Cloud Security Action Can Ruin Malware Economics
Speedy cloud-based security protection can hobble small profiteers and rein in online cyber-criminals, claims Eugene Kaspersky
Continued from page 1
Cloud-Based Security Scanning
Here is how it would work: when a piece of malware is detected somewhere in the world, cloud security systems would analyse it and push out protection immediately to all the other parts of the world. This would effectively limit the size and scope of the malware outbreak. “Just a few users can be used to protect millions,” Kaspersky explained.
There is a specific life cycle for malware, beginning with its development and placement online, such as an attack portal. Cyber-criminals then use a variety of distribution techniques, such as spam messages, forum posts and poisoned search results to direct users to click on or download the malware and get infected. Once the user is infected, the cyber-criminal can steal information or use the computer to launch other attacks.
At some point, security vendors come across the malware sample and update their products “at the peak of the infection” with the newly created definition to detect and remove the sample. As more security products get updated, it becomes harder for the criminal to infect new machines. Once it no longer can infect as many victims, the attacker moves on to the next new malware.
In a best-case scenario, it takes a few hours or a day – though it can take more than a day – to detect a malware sample and update the product, Kaspersky said.
Reducing The Zero Day Advantage
Cloud security systems can reduce the time period during which malware is available and the security software has been updated with the latest definitions. That means cyber-criminals would have a much shorter time span in which to make money, Kaspersky said. Cloud systems can detect new malware very soon, or “just a few minutes”, after it appears on the Web, because someone on the other side of the world came across a sample through proactive scanning. The service recognises the malware and will not let other machines in the network get infected.
Kaspersky acknowledged that his cloud vision would not provide a “silver bullet” for all types of malware. At its heart, cloud-based scanners are like traditional antivirus software in that they are signature-based. Even if a new piece of malware emerges that exhibits the exact same behaviour as a previously detected one, it would need to be analysed separately before it could be detected as malicious.

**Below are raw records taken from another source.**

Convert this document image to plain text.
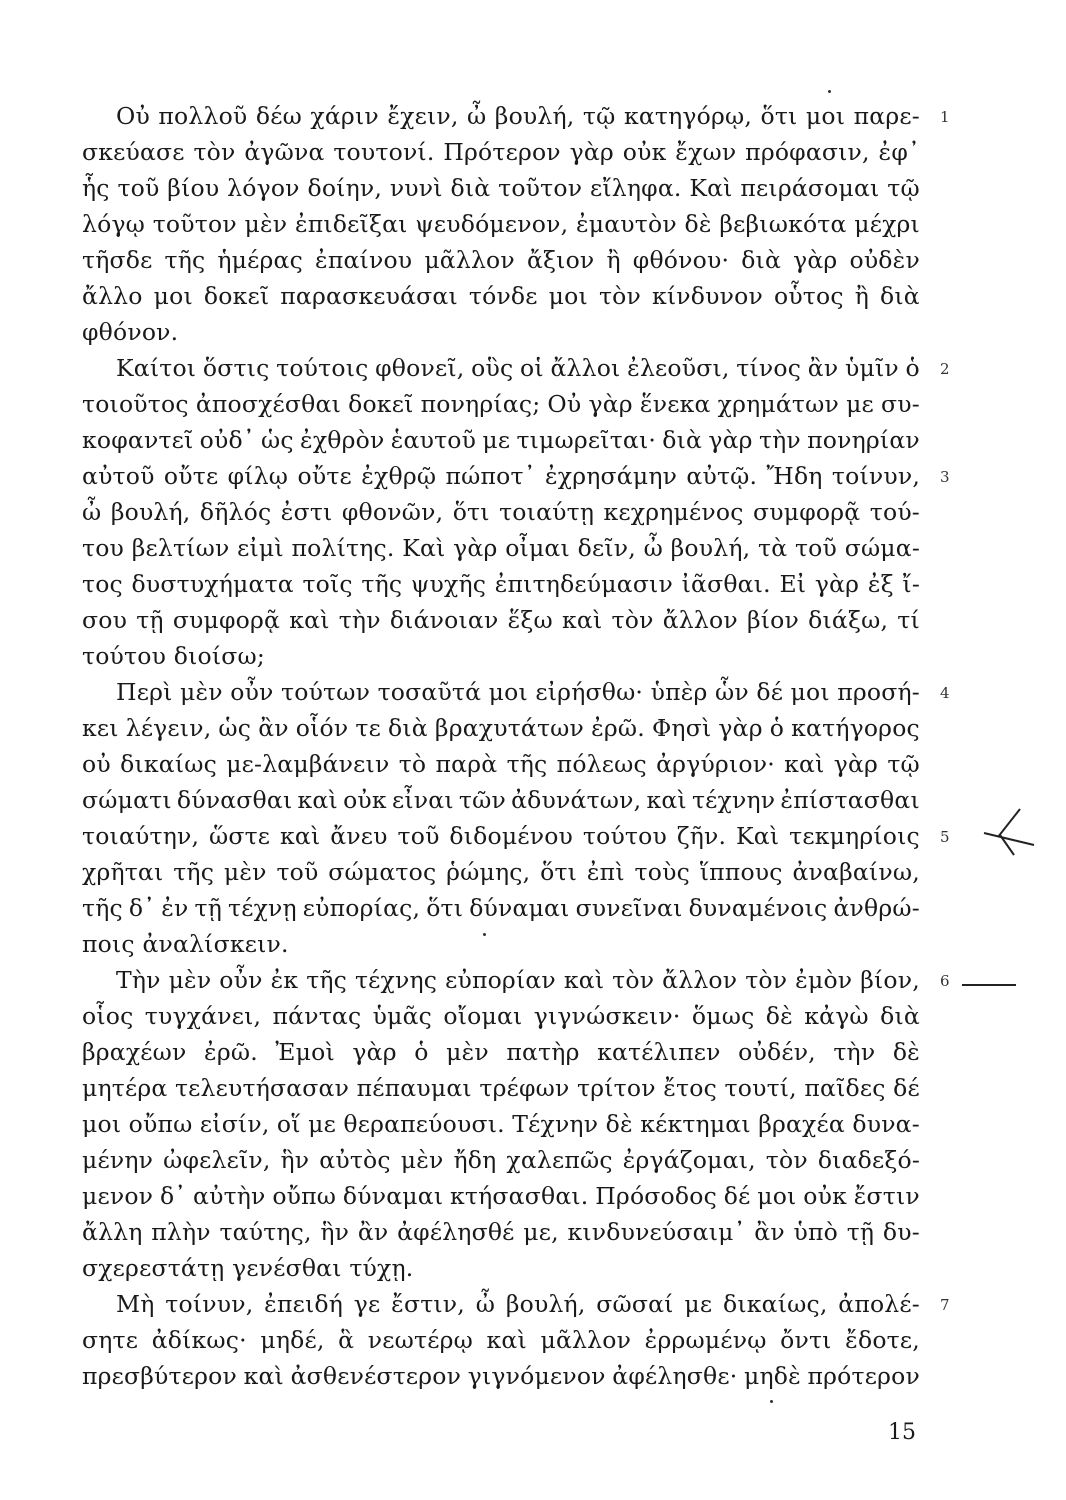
Οὐ πολλοῦ δέω χάριν ἔχειν, ὦ βουλή, τῷ κατηγόρῳ, ὅτι μοι παρε-
σκεύασε τὸν ἀγῶνα τουτονί. Πρότερον γὰρ οὐκ ἔχων πρόφασιν, ἐφ᾽
ἧς τοῦ βίου λόγον δοίην, νυνὶ διὰ τοῦτον εἴληφα. Καὶ πειράσομαι τῷ
λόγῳ τοῦτον μὲν ἐπιδεῖξαι ψευδόμενον, ἐμαυτὸν δὲ βεβιωκότα μέχρι
τῆσδε τῆς ἡμέρας ἐπαίνου μᾶλλον ἄξιον ἢ φθόνου· διὰ γὰρ οὐδὲν
ἄλλο μοι δοκεῖ παρασκευάσαι τόνδε μοι τὸν κίνδυνον οὗτος ἢ διὰ
φθόνον.
Καίτοι ὅστις τούτοις φθονεῖ, οὓς οἱ ἄλλοι ἐλεοῦσι, τίνος ἂν ὑμῖν ὁ
τοιοῦτος ἀποσχέσθαι δοκεῖ πονηρίας; Οὐ γὰρ ἕνεκα χρημάτων με συ-
κοφαντεῖ οὐδ᾽ ὡς ἐχθρὸν ἑαυτοῦ με τιμωρεῖται· διὰ γὰρ τὴν πονηρίαν
αὐτοῦ οὔτε φίλῳ οὔτε ἐχθρῷ πώποτ᾽ ἐχρησάμην αὐτῷ. Ἤδη τοίνυν,
ὦ βουλή, δῆλός ἐστι φθονῶν, ὅτι τοιαύτῃ κεχρημένος συμφορᾷ τού-
του βελτίων εἰμὶ πολίτης. Καὶ γὰρ οἶμαι δεῖν, ὦ βουλή, τὰ τοῦ σώμα-
τος δυστυχήματα τοῖς τῆς ψυχῆς ἐπιτηδεύμασιν ἰᾶσθαι. Εἰ γὰρ ἐξ ἴ-
σου τῇ συμφορᾷ καὶ τὴν διάνοιαν ἕξω καὶ τὸν ἄλλον βίον διάξω, τί
τούτου διοίσω;
Περὶ μὲν οὖν τούτων τοσαῦτά μοι εἰρήσθω· ὑπὲρ ὧν δέ μοι προσή-
κει λέγειν, ὡς ἂν οἷόν τε διὰ βραχυτάτων ἐρῶ. Φησὶ γὰρ ὁ κατήγορος
οὐ δικαίως με-λαμβάνειν τὸ παρὰ τῆς πόλεως ἀργύριον· καὶ γὰρ τῷ
σώματι δύνασθαι καὶ οὐκ εἶναι τῶν ἀδυνάτων, καὶ τέχνην ἐπίστασθαι
τοιαύτην, ὥστε καὶ ἄνευ τοῦ διδομένου τούτου ζῆν. Καὶ τεκμηρίοις
χρῆται τῆς μὲν τοῦ σώματος ῥώμης, ὅτι ἐπὶ τοὺς ἵππους ἀναβαίνω,
τῆς δ᾽ ἐν τῇ τέχνῃ εὐπορίας, ὅτι δύναμαι συνεῖναι δυναμένοις ἀνθρώ-
ποις ἀναλίσκειν.
Τὴν μὲν οὖν ἐκ τῆς τέχνης εὐπορίαν καὶ τὸν ἄλλον τὸν ἐμὸν βίον,
οἷος τυγχάνει, πάντας ὑμᾶς οἴομαι γιγνώσκειν· ὅμως δὲ κἀγὼ διὰ
βραχέων ἐρῶ. Ἐμοὶ γὰρ ὁ μὲν πατὴρ κατέλιπεν οὐδέν, τὴν δὲ
μητέρα τελευτήσασαν πέπαυμαι τρέφων τρίτον ἔτος τουτί, παῖδες δέ
μοι οὔπω εἰσίν, οἵ με θεραπεύουσι. Τέχνην δὲ κέκτημαι βραχέα δυνα-
μένην ὠφελεῖν, ἣν αὐτὸς μὲν ἤδη χαλεπῶς ἐργάζομαι, τὸν διαδεξό-
μενον δ᾽ αὐτὴν οὔπω δύναμαι κτήσασθαι. Πρόσοδος δέ μοι οὐκ ἔστιν
ἄλλη πλὴν ταύτης, ἣν ἂν ἀφέλησθέ με, κινδυνεύσαιμ᾽ ἂν ὑπὸ τῇ δυ-
σχερεστάτῃ γενέσθαι τύχῃ.
Μὴ τοίνυν, ἐπειδή γε ἔστιν, ὦ βουλή, σῶσαί με δικαίως, ἀπολέ-
σητε ἀδίκως· μηδέ, ἃ νεωτέρῳ καὶ μᾶλλον ἐρρωμένῳ ὄντι ἔδοτε,
πρεσβύτερον καὶ ἀσθενέστερον γιγνόμενον ἀφέλησθε· μηδὲ πρότερον
1
2
3
4
5
6
7
15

Criminals can recompile malware with slightly revised code so that it displays the exact same behaviour, but looks different, Kaspersky told eWEEK. It is not in the “nature of the cloud” to detect slightly revised malware or to stop server-side polymorphic malware, which can change sections of the code automatically at specified intervals.
Furthermore, mobile malware is evolving rapidly and the market for exploiting mobile users is growing exponentially, making that another area of serious concern, Kaspersky said.
No Shield From Spear Fishing
So, while cloud antivirus services can weed out the script kiddies and amateurs who think dabbling in cyber-crime is a fun or cool way make money online, the problem of dealing with sophisticated, committed cyber-criminals will persist, Kaspersky said.
In fact, driving out the amateurs migrates a larger volume of global cyber-crime toward a more “professional group” that is capable of more sophisticated threats. Spear phishing, in particular, will persist as a “deep threat”, Kaspersky said.
Nevertheless, once the bulk of the common malware is blocked, the IT security industry can focus on going after the “more dangerous stuff”, Kaspersky concluded.